L’auto dans le salon

La Porsche Design Tower procède de l’investissement immobilier et d’une stratégie de diversification. Son enveloppe et son contenu respectent bien sûr le credo stylistique « forme-fonction » de la marque, comme la tour sert le prestige de l’entreprise créée en 1931. Ce qui ne l’empêche pas de s’inscrire dans une autre dynamique entrepreneuriale, également adoptée par ses concurrents directs.

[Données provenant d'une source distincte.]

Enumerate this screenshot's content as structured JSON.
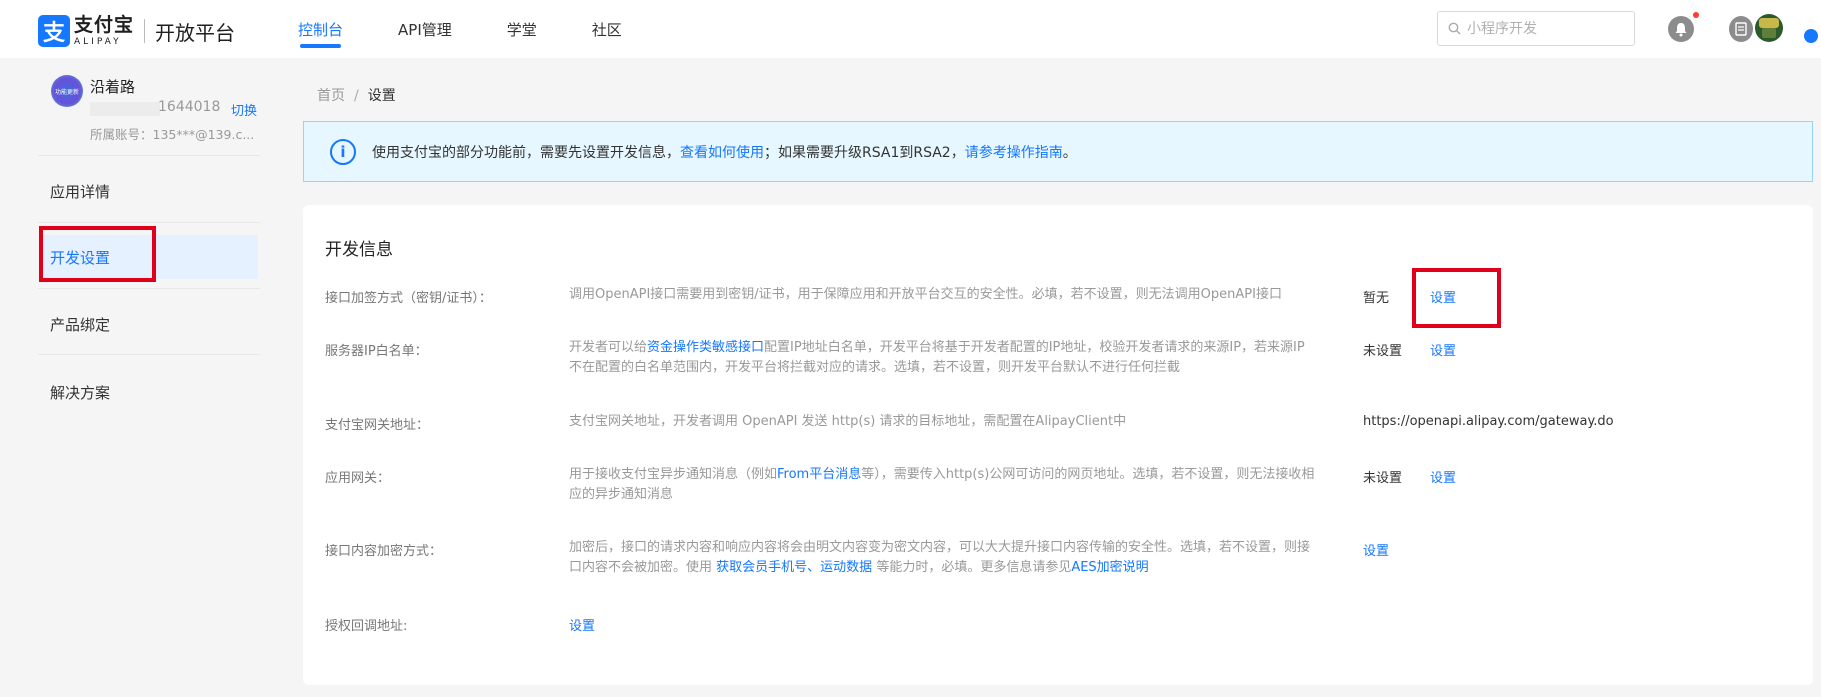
{
  "header": {
    "logo_mark": "支",
    "logo_cn": "支付宝",
    "logo_en": "ALIPAY",
    "logo_platform": "开放平台",
    "nav": [
      {
        "label": "控制台",
        "active": true
      },
      {
        "label": "API管理",
        "active": false
      },
      {
        "label": "学堂",
        "active": false
      },
      {
        "label": "社区",
        "active": false
      }
    ],
    "search_placeholder": "小程序开发"
  },
  "sidebar": {
    "app_avatar_text": "功能更新",
    "app_name": "沿着路",
    "app_id": "1644018",
    "switch_label": "切换",
    "account": "所属账号：135***@139.c...",
    "items": [
      {
        "label": "应用详情"
      },
      {
        "label": "开发设置",
        "active": true
      },
      {
        "label": "产品绑定"
      },
      {
        "label": "解决方案"
      }
    ]
  },
  "breadcrumb": {
    "home": "首页",
    "sep": "/",
    "current": "设置"
  },
  "notice": {
    "icon": "i",
    "text1": "使用支付宝的部分功能前，需要先设置开发信息，",
    "link1": "查看如何使用",
    "text2": "；如果需要升级RSA1到RSA2，",
    "link2": "请参考操作指南",
    "text3": "。"
  },
  "dev_info": {
    "title": "开发信息",
    "rows": [
      {
        "label": "接口加签方式（密钥/证书）：",
        "desc": "调用OpenAPI接口需要用到密钥/证书，用于保障应用和开放平台交互的安全性。必填，若不设置，则无法调用OpenAPI接口",
        "status": "暂无",
        "action": "设置"
      },
      {
        "label": "服务器IP白名单：",
        "desc_pre": "开发者可以给",
        "desc_link": "资金操作类敏感接口",
        "desc_post": "配置IP地址白名单，开发平台将基于开发者配置的IP地址，校验开发者请求的来源IP，若来源IP不在配置的白名单范围内，开发平台将拦截对应的请求。选填，若不设置，则开发平台默认不进行任何拦截",
        "status": "未设置",
        "action": "设置"
      },
      {
        "label": "支付宝网关地址：",
        "desc": "支付宝网关地址，开发者调用 OpenAPI 发送 http(s) 请求的目标地址，需配置在AlipayClient中",
        "status": "https://openapi.alipay.com/gateway.do"
      },
      {
        "label": "应用网关：",
        "desc_pre": "用于接收支付宝异步通知消息（例如",
        "desc_link": "From平台消息",
        "desc_post": "等），需要传入http(s)公网可访问的网页地址。选填，若不设置，则无法接收相应的异步通知消息",
        "status": "未设置",
        "action": "设置"
      },
      {
        "label": "接口内容加密方式：",
        "desc_pre": "加密后，接口的请求内容和响应内容将会由明文内容变为密文内容，可以大大提升接口内容传输的安全性。选填，若不设置，则接口内容不会被加密。使用 ",
        "desc_link1": "获取会员手机号",
        "desc_mid": "、",
        "desc_link2": "运动数据",
        "desc_mid2": " 等能力时，必填。更多信息请参见",
        "desc_link3": "AES加密说明",
        "action": "设置"
      },
      {
        "label": "授权回调地址:",
        "action": "设置"
      }
    ]
  }
}
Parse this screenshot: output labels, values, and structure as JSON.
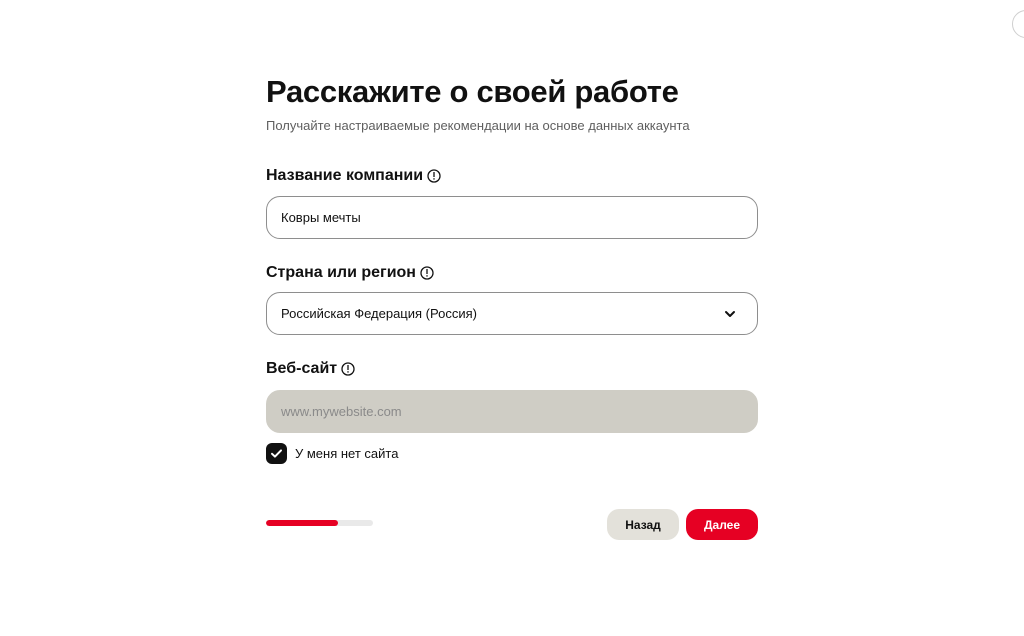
{
  "header": {
    "title": "Расскажите о своей работе",
    "subtitle": "Получайте настраиваемые рекомендации на основе данных аккаунта"
  },
  "fields": {
    "company": {
      "label": "Название компании",
      "value": "Ковры мечты",
      "icon": "info-icon"
    },
    "country": {
      "label": "Страна или регион",
      "value": "Российская Федерация (Россия)",
      "icon": "info-icon",
      "dropdown_icon": "chevron-down-icon"
    },
    "website": {
      "label": "Веб-сайт",
      "placeholder": "www.mywebsite.com",
      "value": "",
      "disabled": true,
      "icon": "info-icon"
    }
  },
  "no_website_checkbox": {
    "label": "У меня нет сайта",
    "checked": true
  },
  "progress": {
    "fraction": 0.67
  },
  "buttons": {
    "back_label": "Назад",
    "next_label": "Далее"
  },
  "colors": {
    "accent": "#e60023",
    "disabled_input": "#cfcdc5",
    "secondary_button": "#e3e1da",
    "progress_track": "#e9e9e9"
  }
}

Le constructeur n’en est pas à son coup d’essai. En 2017 à Miami, sur le front de mer, Porsche ouvrait les portes d’un gratte-ciel cylindrique de 196 mètres, 60 étages et 132 appartements vendus entre 4 et 32 millions de dollars. La tour est équipée de trois ascenseurs qui permettent d’accéder aux logements en voiture, laquelle prend place comme un trophée dans une pièce vitrée. Dans l’édifice, chaque détail est signé Porsche Design, aux codes visuels hérités du Bauhaus. L’entreprise allemande n’est pourtant pas à l’origine de la réalisation du building de Miami : un promoteur local, Gil Dezer, lui en a suggéré l’idée. Elle n’a pas non plus signé l’architecture, confiée à l’agence Sieger Suarez. Mais son nom est inscrit en majuscules sur le portique qui surmonte la route d’accès à la tour. Il s’agit d’un renforcement d’image de marque motivé par le cœur financier de Porsche : la vente de voitures. Grâce à cette visibilité dans le skyline de Miami, le constructeur entend renforcer l’attrait de ses modèles auprès de la riche clientèle automobile du sud de la Floride. Sur place, la concurrence immobilière est rude. Elle l’est autant dans la rutilante offre automobile. Toute initiative d’« extension de marque », même si elle coûte des centaines de millions de dollars, est bonne à saisir.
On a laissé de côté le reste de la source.